Figure 2-3: Range-extension for macro-pico network
2.2.3.4. Relay Node
Relay Stations (RSs) are planned to forward user information from the neighbouring user equipment (UE)/mobile station (MS) to a local eNode-B (eNB)/base station (BS) [24]. The RSs can enhance the total throughput of the system by extending the signal and service coverage of an eNB. The selection of the relay types and relay partners (collaborative strategy) play a great role on the performance of relay transmission. There are two types of rely nodes defined in 3GPP LTE-Advanced and 802.16j standards: type 1 (non-transparency), which could help a remote UE located far away from eNB to access to the eNB. This type of relay nodes need to transmit the common reference signal and the control information for the eNB, and its main aim is to extend the signal coverage and
19
services. On the other hand, type 2 (transparency) could help a local UE, which is located within the coverage of eNB and has a direct communication link with eNB to improve the link capacity and service quality. So it does not transmit the common reference signal and the control information and its main aim is just to increase the overall system capacity, by achieving the transmission gain and multipath diversity for the local UEs [25]. Therefore, the general application of relay nodes in combination with macrocell is to pass transmission for out of range mobile nodes, as well as improving the existing connections.
2.2.3.5. Femtocell
Femtocell is introduced as an intelligent access point to support 3G and 4G mobile devices, which use cellular air interface, e.g.
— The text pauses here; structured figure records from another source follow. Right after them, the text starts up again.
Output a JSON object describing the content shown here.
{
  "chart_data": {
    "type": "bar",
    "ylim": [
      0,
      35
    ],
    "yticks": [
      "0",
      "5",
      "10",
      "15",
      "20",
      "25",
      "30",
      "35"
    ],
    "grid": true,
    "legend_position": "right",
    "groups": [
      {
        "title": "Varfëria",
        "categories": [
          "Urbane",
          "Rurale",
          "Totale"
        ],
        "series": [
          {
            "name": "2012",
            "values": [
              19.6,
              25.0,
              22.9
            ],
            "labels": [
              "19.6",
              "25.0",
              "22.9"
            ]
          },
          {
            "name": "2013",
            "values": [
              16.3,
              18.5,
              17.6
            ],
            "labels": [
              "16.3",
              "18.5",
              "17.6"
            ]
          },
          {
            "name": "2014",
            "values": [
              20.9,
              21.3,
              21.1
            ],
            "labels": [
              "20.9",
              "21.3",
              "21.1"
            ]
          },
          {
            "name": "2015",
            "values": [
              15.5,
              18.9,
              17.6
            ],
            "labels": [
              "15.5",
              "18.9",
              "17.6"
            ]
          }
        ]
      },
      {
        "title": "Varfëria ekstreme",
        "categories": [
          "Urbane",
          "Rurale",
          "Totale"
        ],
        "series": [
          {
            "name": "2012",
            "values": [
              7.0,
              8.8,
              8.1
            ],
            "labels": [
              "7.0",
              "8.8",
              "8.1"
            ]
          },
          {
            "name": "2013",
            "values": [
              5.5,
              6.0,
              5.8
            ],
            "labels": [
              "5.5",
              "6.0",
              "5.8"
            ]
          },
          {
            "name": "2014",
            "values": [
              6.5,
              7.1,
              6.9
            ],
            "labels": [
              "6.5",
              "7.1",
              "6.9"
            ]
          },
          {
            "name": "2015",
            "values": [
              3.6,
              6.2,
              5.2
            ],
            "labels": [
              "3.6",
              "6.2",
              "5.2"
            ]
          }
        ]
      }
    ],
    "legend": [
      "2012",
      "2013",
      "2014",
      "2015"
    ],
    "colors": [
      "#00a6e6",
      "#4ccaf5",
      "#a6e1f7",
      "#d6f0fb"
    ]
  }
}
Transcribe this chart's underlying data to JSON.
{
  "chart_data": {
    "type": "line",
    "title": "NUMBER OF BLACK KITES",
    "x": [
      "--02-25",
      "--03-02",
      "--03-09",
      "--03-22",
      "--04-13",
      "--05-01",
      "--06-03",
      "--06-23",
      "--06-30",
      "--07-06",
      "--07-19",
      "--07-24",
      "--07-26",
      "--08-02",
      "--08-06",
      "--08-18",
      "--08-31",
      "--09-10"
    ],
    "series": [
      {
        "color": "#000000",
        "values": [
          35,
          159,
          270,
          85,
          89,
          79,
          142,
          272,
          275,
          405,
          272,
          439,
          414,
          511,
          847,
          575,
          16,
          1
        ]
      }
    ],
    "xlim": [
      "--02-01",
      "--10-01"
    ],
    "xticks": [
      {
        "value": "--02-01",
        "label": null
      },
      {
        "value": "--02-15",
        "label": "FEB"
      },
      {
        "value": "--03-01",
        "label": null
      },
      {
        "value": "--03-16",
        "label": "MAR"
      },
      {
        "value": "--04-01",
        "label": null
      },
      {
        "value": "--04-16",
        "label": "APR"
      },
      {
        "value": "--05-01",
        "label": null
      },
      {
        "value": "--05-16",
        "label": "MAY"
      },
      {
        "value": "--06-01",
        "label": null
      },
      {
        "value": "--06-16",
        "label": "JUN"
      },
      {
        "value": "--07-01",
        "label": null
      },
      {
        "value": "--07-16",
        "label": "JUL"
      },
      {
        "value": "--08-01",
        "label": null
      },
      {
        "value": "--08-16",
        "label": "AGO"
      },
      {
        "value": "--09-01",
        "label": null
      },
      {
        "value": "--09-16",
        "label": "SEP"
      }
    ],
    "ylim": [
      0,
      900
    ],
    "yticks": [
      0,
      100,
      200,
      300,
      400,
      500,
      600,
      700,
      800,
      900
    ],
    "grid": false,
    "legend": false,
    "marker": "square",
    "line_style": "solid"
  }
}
CDMA2000, UMTS, LTE and LTE-A. Femto nodes are tightly integrated with the existing macro networks, and so their use and switching between macro and femto are seamless for the users in particular. The femtocell network architecture and its specifications allow the ordinary users to install them with plug-and-play simplicity [26]. In case of using of femtocell within closed mode HetNet architecture, only the registered subscribers of femtocell are allowed to access. Hence, the nearby users, either from the neighbouring femto, or general macro node are likely to face severe interference caused by the femtocell [6]. Therefore, when deploying femto sub- network, which is an indoor application, there is a need to consider an appropriate control strategy to receive the maximum support from this cooperation.
There is an additional focus on femtocell in HetNet architecture, compared to the other small-cells, because of its low-power, low-complexity and compatibility with the existing core network mobile network operators (MNOs), while promoting different ranges of tariffs for home broadband.